Legal analysis: the chairman is elected by the board of directors.

(1) Limited liability company

1. The method for selecting the chairman and vice-chairman of a limited liability company shall be stipulated in the articles of association.

2. The chairman of a limited company is not directly elected by the articles of association. The articles of association only stipulate its election method.

3. The absolutely necessary clauses in the effective articles of association must be in the form of chairman.

4. It is based on Article 25 of the Company Law, (6) the company's organizational structure and its formation method, powers and rules of procedure, and (7) the company's legal representative.

(2) Limited by shares

The board of directors shall have a chairman and may have a vice-chairman. The chairman and vice-chairman are elected by the board of directors by more than half of all directors.

Legal basis: People's Republic of China (PRC) Company Law.

Article 25 The articles of association of a limited liability company shall specify the following items:

(1) Name and domicile of the company;

(2) The business scope of the company;

(3) The registered capital of the company.
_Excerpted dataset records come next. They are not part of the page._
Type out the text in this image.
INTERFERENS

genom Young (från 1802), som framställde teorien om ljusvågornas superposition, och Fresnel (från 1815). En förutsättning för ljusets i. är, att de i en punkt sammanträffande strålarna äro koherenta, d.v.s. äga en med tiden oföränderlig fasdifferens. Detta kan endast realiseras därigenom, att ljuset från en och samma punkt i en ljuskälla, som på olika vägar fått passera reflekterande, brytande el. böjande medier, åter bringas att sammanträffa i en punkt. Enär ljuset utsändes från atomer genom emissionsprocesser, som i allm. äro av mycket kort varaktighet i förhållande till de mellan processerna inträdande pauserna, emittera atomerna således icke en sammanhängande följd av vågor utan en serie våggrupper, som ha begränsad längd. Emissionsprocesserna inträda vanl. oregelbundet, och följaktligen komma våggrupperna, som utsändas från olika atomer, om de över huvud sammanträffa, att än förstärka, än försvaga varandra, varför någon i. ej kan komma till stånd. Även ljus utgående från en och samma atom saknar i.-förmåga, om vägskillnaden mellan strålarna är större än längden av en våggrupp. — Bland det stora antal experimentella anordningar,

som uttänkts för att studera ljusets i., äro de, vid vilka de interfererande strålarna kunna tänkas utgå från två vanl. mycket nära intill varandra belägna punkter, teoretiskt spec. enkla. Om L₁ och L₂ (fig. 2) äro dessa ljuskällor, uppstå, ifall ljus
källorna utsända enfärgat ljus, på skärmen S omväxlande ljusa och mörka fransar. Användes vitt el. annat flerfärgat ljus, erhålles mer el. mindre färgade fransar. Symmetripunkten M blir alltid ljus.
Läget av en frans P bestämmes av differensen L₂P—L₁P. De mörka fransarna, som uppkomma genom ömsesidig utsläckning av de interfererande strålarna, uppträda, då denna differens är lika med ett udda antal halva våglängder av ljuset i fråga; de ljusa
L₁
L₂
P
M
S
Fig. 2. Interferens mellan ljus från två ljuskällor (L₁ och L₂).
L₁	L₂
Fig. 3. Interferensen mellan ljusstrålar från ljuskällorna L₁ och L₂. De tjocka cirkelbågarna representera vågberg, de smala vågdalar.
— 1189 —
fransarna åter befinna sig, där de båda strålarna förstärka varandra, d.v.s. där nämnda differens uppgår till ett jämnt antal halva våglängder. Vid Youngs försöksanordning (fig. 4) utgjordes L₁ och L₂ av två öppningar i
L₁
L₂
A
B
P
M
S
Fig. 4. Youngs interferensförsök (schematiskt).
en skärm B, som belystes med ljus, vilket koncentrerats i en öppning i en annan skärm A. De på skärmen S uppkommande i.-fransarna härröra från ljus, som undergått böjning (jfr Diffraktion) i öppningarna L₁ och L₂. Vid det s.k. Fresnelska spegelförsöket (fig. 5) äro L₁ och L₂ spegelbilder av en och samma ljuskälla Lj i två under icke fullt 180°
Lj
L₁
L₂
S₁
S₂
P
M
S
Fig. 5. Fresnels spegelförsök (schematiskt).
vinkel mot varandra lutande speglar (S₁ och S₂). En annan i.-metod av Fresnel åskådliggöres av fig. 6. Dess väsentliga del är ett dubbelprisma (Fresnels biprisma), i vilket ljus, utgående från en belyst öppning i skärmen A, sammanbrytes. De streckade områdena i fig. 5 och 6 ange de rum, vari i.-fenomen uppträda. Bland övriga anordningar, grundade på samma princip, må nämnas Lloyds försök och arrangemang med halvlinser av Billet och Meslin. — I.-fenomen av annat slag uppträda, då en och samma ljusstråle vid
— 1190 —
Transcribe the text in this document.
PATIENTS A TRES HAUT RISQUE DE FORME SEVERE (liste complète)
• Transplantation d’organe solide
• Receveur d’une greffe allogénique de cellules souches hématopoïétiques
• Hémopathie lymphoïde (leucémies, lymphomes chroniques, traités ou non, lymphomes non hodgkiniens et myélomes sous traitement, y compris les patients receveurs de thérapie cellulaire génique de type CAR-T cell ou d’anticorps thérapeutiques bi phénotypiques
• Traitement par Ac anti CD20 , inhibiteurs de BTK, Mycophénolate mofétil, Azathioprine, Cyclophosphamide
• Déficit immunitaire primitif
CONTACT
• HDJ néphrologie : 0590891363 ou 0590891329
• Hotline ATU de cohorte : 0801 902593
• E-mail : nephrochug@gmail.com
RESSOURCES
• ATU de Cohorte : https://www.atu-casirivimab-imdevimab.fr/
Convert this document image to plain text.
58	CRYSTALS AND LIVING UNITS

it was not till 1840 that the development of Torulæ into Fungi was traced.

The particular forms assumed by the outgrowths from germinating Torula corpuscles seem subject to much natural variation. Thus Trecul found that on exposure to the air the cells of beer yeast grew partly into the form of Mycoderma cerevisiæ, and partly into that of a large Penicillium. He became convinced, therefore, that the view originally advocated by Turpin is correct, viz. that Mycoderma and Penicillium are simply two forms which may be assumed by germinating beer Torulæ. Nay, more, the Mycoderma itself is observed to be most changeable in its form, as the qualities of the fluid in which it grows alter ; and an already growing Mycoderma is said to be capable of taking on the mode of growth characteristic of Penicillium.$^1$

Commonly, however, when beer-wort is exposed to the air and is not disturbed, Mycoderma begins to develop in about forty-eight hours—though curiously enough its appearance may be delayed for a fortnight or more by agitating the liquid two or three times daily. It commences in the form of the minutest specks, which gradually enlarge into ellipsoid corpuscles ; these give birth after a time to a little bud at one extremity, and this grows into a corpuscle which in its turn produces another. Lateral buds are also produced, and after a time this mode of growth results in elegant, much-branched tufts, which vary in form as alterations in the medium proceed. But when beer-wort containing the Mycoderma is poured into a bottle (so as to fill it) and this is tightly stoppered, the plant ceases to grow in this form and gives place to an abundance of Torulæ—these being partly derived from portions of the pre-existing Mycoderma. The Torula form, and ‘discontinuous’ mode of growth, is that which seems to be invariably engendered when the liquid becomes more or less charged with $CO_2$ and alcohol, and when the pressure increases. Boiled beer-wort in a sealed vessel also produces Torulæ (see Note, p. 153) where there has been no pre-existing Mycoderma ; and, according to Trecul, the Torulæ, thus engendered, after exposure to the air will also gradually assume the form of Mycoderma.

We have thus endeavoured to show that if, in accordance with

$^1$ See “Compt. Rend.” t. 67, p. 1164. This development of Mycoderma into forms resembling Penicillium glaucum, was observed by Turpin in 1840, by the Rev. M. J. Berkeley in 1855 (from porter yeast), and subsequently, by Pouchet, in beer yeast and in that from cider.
(4) Names of shareholders.

(5) The mode, amount and time of contribution by shareholders.

(6) The organizational structure of the company, its methods of formation, powers and rules of procedure;

(7) The legal representative of the company;

(eight) other matters that need to be stipulated by the shareholders' meeting.

Shareholders shall sign and seal the articles of association.

Article 45 The term of office of directors shall be stipulated in the articles of association, but each term shall not exceed three years. Upon expiration of the term of office, directors may be re-elected.

Where a director fails to be re-elected in time upon the expiration of his term of office, or a director resigns during his term of office, resulting in a quorum of board members, the original director shall still perform his duties as a director in accordance with laws, administrative regulations and the Articles of Association before the re-elected director takes office.